Reply to post: Re: Marketing Bull

WekaIO pulls some Matrix kung fu on SPEC file system benchmark

CheesyTheClown

Re: Marketing Bull

Hi Liran,

Nice to see someone in your position actually commenting on the article.

I'm a long-time file system and storage protocol developer. I spent many years trying to solve storage problems at the file system level and I've now moved further up the stack as I believe that there are rarely any cases where high performance distributed file systems are really the answer as opposed to better designs further up the stack.

For example, the SpecSFS test is building code which is obviously quite a heavy task. I spend most of my life waiting for compiles and I would always welcome better solutions. But I already have seen huge improvements by moving away from poor languages like C and C++ towards more managed languages that have endless performance and security benefits over compiled languages.

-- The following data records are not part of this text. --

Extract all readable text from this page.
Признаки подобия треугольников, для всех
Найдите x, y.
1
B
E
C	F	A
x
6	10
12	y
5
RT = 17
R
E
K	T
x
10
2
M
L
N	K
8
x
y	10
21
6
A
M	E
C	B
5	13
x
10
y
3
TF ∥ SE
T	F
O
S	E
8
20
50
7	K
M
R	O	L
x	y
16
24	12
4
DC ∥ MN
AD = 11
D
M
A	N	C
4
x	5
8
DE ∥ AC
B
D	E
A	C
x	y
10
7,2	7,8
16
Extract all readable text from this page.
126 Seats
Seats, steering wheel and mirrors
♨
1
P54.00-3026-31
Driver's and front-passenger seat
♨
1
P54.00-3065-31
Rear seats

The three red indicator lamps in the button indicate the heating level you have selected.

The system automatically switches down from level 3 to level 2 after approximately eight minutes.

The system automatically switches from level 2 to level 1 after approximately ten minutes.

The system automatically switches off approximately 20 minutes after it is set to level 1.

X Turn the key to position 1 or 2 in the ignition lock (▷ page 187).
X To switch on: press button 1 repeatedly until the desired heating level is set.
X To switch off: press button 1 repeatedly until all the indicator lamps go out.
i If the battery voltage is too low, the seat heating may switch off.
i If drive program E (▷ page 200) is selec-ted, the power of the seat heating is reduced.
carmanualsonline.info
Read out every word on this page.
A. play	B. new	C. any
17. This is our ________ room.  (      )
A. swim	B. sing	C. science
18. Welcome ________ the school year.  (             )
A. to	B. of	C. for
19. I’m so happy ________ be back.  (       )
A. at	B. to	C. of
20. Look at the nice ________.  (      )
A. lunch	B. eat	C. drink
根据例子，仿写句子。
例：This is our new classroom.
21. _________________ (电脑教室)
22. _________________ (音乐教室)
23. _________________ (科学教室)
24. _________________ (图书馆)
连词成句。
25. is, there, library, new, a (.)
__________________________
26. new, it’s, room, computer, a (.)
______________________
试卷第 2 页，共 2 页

Now, given the problem of compiling code, this has always been a heavy process. Consider that most development houses have a complete rats nest of header files dependencies in code. Simply using a library like Boost or the standard C++ library can cause decades of programmers lives to be lost. Of course the local operating system will generally RAM cache most files once they've been read once... making the file system irrelevant. But compiling something that produces a large number of object files (such as the Linux kernel) on a system which has anti-malware protection will kill performance in general.

To distribute the task of compilation across multiple systems, there are many solutions, but tools like Incredibuild handle this in a far more intelligent manor than placing a large burden on the file system. Therefore, testing file access in those regards is a meaningless solution because it presents a higher performance file system as opposed to a distributed compilation environment as the solution. Simply precompiling the headers and distributing that along with the code to be built to other systems is far more intelligent.

Then there's the case of data storage and manipulation. Your product makes a big point out of having it run side by side by with compute on large nodes which also hold storage. On algorithmic principles in terms of making file i/o perform better, making a better distributed file system that implements the POSIX APIs makes a lot of sense... if you're interested in diagnosing the symptoms but not the underlying problem.

When working with huge numbers of nodes and huge data sets, generally the data in question is structured at least in some way that can be consider object oriented. It may not be relational, but it is generally something that can be broken down into smaller computing segments.

Consider mapping a DNA strand. We could have hundreds of terabytes of data if we store more than simple ribosome classification. If we stored molecular composition of individual ribosomes, the data set will be massive. In this case, each ribosome will be able to be structured as an object which can be distributed and scheduled most intelligently in a database that handles hot and cold data distribution across the cluster through either sharding or share-nothing record replication.

Consider the storage from a collision within an LHC experiment. The data is a highly structured representation of energy readings which themselves are not structured... or at least not until we'll identified their patterns. As such, the same general principle of shared nothing database technologies make sense.

To have a single distributed file system to store this data would be quite silly as the data itself isn't well represented as a file as opposed to a massive number of database records or objects.

The only system I know of anymore where large scale file systems makes sense is virtual machine image storage. And in this case, since VMware has one of the most impressively stupid API licensing policies EVER... you can't generally depend on supporting them in a meaningful way. They actually wanted to charge me $5000 and make me sign NDAs blocking me from open sourcing a VAAI NAS driver for VMware. I simply moved my customers away from VMware instead... that was about $5,000,000 lost for them. In addition, if I had to instead a vib to support a new file system, I'd be nervous since VMware famously crashes in flames constantly due to either storage API or networking API vibs.

But that said, VM storage for Hyper-V, KVM and Xen are a great place to be. But if I'm using Hyper-V, I'll use Storage Spaces Direct, for KVM or Xen, I can see room for a good replacement for Gluster or the others.

So, now that I hit you with a book... I'm interested in hearing where your product fits.

I read your entire web page because you sounded interesting. And I found your technology to be quite interesting. Under different circumstances, I'd probably even ask for a job as a programmer to have some fun (it's sad, but I find writing distributed file systems to be fun). But I simply don't see the market segment which this technology targets. Is it meant as file storage for containers? Is there something which makes it suitable for map/reduce environments other than better database tier distribution?

I look forward to hearing back. I get the feeling you and I could have some absolutely crazy (and generally incomprehensible) conversations at a pub.

P.S. - I'm working on a system now that would probably benefit from technologies like yours if I wasn't trying to solve the problem higher up in the stack. I may still need something like this later on if you start looking towards FaaS in the future.